Green Eggs & No Ham?

Green Eggs and HamHappy Friday, y’all!

Recently I’ve been asked a few times what the heck is up with my chosen URL name (greeneggsnohamforsam). So I thought I’d let you into my world a little more, and explain why I chose such a kitschy name. First things first, my name is Sam. But you already knew that. I hope…

And I’m sure the class is familiar with the reference to the green eggs and ham. As in Dr. Seuss’ best-selling children’s book Green Eggs and Ham. And the main character in that happens to be named Sam-I-Am – see how everything just comes together?

But the real question I get asked is: why did I include the no ham part in my URL name? Because I’m a maverick, damn it, and I do as I please.

No, but seriously, the “no ham” goes back to my upbringing and the influence of my parents.

My parents are a fairly unique couple – my mom is Filipino and Irish (mostly Filipino) and my dad is Indian (he grew up in Fiji but came here with his family during his teen years). They met when my mom was 17 and my dad was 19, dated for a straight seven years, and then my dad proposed, they had two weddings (I’ll be lucky if I get one!), and the rest, as they say, is history.

Actually, the whole two wedding scenario has a lot to do with the “no ham” part of my story. Just about everyone on my mom’s side of the family is Catholic, while my dad’s side of the family is comprised of both Muslims and Hindus (my dad’s mom who is Muslim married my grandfather who practiced Hinduism – this is quite taboo amongst their generation, but like I said, we are a family of mavericks, we do what we want. We go against the grain. Stare into the barrel of the gun. Pee into the wind. Okay, no – we’re daring, not stupid).

So my parents had an Indian wedding, and a week later, they had a Catholic wedding. But when my mom found out she was pregnant with me, my parents had to discuss how they wanted to raise their first – and best – born. (Nikki, if you ever read this, I’m totally kidding!)

They settled on a compromise. Because isn’t that what marriage and relationships in general are about – a constant give and take. The question was how to meld the religions that coexisted throughout our family, and how to do this in the least offensive way. You know, it goes back to that dinner table principle – avoid politics and religious topics at all costs; better to stick with the things you read in the lifestyle and arts and leisure section of the paper.

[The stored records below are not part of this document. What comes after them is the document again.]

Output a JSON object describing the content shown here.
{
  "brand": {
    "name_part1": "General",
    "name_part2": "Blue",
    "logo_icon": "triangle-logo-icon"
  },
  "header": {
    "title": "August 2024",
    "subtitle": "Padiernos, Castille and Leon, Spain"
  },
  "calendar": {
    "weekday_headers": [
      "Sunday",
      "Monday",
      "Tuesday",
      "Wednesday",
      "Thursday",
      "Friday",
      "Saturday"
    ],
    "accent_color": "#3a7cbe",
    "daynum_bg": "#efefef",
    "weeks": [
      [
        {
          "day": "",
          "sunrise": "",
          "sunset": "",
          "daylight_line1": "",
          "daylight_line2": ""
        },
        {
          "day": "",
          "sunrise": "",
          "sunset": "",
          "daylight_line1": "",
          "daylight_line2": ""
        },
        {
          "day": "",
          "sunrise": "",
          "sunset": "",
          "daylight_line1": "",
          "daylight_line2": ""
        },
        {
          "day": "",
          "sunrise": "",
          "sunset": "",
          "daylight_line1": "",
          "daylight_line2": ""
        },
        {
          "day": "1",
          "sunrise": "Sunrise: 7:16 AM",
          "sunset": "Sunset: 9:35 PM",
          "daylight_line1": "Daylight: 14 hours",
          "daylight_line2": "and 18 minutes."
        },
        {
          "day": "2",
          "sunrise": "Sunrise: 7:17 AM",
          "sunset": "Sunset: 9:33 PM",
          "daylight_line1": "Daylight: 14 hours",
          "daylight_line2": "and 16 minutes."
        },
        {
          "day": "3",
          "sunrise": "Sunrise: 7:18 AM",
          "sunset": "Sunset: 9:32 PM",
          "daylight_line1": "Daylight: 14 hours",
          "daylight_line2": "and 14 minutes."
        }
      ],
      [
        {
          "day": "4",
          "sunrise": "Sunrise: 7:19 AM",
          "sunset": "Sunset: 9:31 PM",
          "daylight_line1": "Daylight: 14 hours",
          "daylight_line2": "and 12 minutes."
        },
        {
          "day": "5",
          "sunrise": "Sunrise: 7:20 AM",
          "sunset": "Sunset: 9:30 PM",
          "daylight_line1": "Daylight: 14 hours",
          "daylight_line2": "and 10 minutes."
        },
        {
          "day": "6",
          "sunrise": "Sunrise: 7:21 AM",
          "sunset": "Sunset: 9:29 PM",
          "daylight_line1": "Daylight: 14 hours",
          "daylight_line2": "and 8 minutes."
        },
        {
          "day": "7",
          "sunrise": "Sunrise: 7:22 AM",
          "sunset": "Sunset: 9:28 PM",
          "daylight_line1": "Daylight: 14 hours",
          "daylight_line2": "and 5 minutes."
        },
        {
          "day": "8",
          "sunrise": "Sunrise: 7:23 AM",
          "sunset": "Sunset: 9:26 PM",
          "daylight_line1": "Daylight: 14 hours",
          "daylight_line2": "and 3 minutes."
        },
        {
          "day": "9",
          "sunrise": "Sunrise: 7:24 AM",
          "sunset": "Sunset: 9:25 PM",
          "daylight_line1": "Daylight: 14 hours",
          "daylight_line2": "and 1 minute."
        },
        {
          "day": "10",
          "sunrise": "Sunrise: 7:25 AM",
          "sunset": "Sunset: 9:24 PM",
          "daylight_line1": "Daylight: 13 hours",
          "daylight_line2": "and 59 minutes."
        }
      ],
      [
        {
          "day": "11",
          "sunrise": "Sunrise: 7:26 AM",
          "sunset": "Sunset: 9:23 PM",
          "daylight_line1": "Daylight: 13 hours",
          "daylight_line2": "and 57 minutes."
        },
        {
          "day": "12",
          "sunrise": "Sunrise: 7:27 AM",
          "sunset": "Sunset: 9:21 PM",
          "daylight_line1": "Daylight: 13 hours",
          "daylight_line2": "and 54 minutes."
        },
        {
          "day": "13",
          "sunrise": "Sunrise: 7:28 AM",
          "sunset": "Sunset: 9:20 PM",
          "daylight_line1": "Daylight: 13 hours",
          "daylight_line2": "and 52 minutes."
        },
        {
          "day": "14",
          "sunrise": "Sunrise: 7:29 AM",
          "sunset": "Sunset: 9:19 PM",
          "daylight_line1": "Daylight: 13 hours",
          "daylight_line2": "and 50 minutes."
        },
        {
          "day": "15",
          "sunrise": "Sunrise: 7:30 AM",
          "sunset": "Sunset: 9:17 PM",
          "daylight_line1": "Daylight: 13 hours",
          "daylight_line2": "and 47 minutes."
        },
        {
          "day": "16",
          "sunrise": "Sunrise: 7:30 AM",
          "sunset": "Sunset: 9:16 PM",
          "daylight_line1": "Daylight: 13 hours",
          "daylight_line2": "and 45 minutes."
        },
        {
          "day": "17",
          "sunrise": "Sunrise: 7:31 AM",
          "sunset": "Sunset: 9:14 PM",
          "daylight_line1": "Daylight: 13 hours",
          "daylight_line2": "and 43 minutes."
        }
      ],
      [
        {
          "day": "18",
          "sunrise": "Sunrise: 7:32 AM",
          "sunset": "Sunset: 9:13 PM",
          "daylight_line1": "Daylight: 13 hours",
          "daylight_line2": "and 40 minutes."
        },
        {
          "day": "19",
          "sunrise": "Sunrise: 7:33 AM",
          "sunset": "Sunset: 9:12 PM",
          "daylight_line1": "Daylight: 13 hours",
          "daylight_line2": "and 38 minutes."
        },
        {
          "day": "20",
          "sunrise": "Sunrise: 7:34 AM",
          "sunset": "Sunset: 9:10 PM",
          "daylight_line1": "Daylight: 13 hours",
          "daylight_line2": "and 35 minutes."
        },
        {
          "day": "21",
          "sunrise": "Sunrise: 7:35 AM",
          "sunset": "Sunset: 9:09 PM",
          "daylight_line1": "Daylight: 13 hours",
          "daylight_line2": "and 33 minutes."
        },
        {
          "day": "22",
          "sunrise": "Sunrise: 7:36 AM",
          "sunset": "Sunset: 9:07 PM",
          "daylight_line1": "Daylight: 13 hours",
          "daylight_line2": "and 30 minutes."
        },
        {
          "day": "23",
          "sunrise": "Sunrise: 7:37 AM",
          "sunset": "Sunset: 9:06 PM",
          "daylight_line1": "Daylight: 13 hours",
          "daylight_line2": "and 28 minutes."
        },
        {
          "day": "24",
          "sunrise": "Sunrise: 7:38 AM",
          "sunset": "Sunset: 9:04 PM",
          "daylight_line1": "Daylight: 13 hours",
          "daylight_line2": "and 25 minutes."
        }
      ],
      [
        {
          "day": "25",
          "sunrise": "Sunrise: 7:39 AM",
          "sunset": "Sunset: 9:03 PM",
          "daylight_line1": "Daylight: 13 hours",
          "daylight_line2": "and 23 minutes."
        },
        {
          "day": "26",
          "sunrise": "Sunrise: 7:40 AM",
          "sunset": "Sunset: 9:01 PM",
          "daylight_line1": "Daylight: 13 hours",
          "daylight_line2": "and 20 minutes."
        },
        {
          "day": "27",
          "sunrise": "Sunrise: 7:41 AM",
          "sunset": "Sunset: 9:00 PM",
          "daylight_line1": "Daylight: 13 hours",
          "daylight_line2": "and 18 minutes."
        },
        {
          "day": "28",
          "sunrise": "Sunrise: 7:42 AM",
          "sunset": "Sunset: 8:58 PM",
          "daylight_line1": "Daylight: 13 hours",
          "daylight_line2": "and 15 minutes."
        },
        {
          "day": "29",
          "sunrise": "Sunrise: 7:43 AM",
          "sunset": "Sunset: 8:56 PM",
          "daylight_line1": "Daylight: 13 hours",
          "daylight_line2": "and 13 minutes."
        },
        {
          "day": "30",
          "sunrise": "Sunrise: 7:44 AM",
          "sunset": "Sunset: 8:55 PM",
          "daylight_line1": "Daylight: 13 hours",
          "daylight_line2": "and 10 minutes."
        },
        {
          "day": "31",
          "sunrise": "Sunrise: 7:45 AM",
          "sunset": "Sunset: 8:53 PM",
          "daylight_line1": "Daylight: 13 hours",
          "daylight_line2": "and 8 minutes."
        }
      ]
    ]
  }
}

Now because my dad is not a very religious person – he believes in the mantra of striving to be a good person all around, and a belief in God or any deity is not going to define you as a “good” person – he was not pushing for his first daughter to be raised under the teachings of Hinduism. That being said, my mom – while not an overly religious person either – did want me baptized Catholic. So they did what any old-fashioned Filipino and Indian couple would do: they successfully combined baptism and dietary restrictions. While this did not give way to the creation of Chemical X or anything of the sort, I still turned out okay. And in time, my parents forgave me for not becoming the fourth member of the Powerpuff Girls.

In all seriousness though, when I was born, my parents gave me a Catholic baptism – godparents, the church, and the rest of the nine yards, but in return, they raised me (and once my little sister came along) in a house where we never ate beef or pork (or red meat in general) in order to have some elements of Islam and Hinduism in my upbringing. And to this day, I have never had beef or pork of any kind. I tell people this story, and some are simply aghast at the fact that I’ve never had a “real” burger or “real” bacon. But the thing is, because I’ve never had it, I don’t miss it. And I don’t crave it. And even if I did, I’m such an OCD health freak that I probably wouldn’t eat that cheeseburger anyway. To be honest, I’m not sure I will ever incorporate red meat into my diet. From the documentaries I’ve seen and the articles I’ve read, we really don’t need it. If anything, science says it’s actually a detriment to our health. But more than that, I love my family and my background and where I’ve come from. And I admire the way my parents raised me and my sister. I think that’s the real reason I will always say “no” to the ham or any other red meat – because of my family. I respect the many religions and beliefs that exist in my family, and I actually think the compromise my parents came up with is rather unique. Religion in general has never been a dominating force in my family – both of my parents did not raise me on religious values, but simply the ideals that it takes to be a kind-hearted human being. You know, sugar, spice, and everything nice.